Speak Up Against Cancer: Charlie’s story

Speak Up Against Cancer: Charlie’s story

April has been Bowel Cancer Awareness Month and as part of its Speak Up Against Cancer campaign, Albion in the Community (AITC) spoke to Charlie.

Charlie was diagnosed with early stage bowel cancer in November 2015 at the age of 31. As he explained, he had noticed a change in his body but hadn’t immediately visited his GP – for a variety of reasons.

“I had noticed blood in my stool a couple of months earlier,” he said. “My father and his father both had bowel cancer in their 40s, yet I still hesitated getting myself checked out on the basis that I was in no pain and my appetite and weight were stable. I had also convinced myself that I was just too young to have bowel cancer.

“An anxiety about having a colonoscopy also played a part in my initial desire to ignore the issue. Yet the hope that a troubling toilet observation will disappear on its own accord only lasts so long. The realisation that my health and wellbeing is not only important for me, but also my fiancé, kicked me into gear.”

Around one in 20 people will get bowel cancer in their lifetime and every year around 140 people are diagnosed with the condition in Brighton and Hove.

If caught early, however, around 90 per cent of bowel cancers can be treated successfully.

For Charlie, knowing his family history also helped when he came to visiting his GP. As he explained: “Being able to tell my GP about my family history and a description of the colour of the blood I was seeing, really helped him to make a decision to refer me quickly to hospital.

“At this point I had banished the idea that having a colonoscopy was terrifying. I was happy that the ball was rolling.

“Everything happened very quickly through the NHS. I had a colonoscopy a week later, where a tumour was identified.  Following this, the phone was constantly ringing to get me in for all the scans to work out how serious this was. I received a diagnosis of early stage bowel cancer just two weeks after visiting my GP and I was admitted to hospital the next day for surgery.

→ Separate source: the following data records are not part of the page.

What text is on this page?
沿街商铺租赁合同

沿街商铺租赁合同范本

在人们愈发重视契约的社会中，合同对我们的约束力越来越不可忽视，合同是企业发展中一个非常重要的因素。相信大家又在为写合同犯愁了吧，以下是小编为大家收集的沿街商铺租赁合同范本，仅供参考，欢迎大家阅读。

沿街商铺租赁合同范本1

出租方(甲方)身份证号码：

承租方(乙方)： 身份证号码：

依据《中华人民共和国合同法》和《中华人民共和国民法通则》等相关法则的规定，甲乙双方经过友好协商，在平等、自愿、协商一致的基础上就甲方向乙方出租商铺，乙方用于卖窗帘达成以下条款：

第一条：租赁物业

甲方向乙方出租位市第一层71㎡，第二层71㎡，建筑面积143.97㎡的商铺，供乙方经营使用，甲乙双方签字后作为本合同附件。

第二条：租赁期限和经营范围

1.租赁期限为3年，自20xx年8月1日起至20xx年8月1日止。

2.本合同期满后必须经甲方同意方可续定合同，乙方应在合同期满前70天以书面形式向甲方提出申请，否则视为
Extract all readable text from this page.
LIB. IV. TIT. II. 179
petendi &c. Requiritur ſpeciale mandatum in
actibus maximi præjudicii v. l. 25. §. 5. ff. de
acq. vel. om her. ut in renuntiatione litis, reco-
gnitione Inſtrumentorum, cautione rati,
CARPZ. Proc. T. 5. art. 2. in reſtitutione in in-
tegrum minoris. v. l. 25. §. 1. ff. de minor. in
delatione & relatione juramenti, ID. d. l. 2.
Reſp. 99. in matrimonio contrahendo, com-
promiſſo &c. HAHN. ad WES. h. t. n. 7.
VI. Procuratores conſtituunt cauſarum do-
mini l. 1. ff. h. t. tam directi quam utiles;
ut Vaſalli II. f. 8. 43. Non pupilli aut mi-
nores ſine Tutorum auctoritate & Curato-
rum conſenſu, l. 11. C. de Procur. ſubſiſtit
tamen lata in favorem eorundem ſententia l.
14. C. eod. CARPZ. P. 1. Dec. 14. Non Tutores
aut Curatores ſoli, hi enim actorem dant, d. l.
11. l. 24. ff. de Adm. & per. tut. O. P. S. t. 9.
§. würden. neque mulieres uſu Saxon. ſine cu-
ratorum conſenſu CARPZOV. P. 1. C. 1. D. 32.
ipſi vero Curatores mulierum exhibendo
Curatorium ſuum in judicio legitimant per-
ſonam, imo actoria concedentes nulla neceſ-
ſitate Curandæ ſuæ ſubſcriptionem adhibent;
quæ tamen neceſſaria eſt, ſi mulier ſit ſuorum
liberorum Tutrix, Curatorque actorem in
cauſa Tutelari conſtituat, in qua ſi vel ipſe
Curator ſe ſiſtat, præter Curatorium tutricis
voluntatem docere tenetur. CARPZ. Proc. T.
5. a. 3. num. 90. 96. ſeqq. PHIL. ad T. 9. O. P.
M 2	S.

“I was fortunate; the cancer was caught early. I was also relatively lucky that it managed to give me this one observable symptom at an early stage of cancer progression, where I could undergo surgery to remove the tumour and any possible local spread.

“I am now a strong advocate for acting quickly upon this seeing blood.  A description of colour, brightness and how often it occurs will really help your GP to correctly assess you.  Often there are other explanations, but your GP will know best.”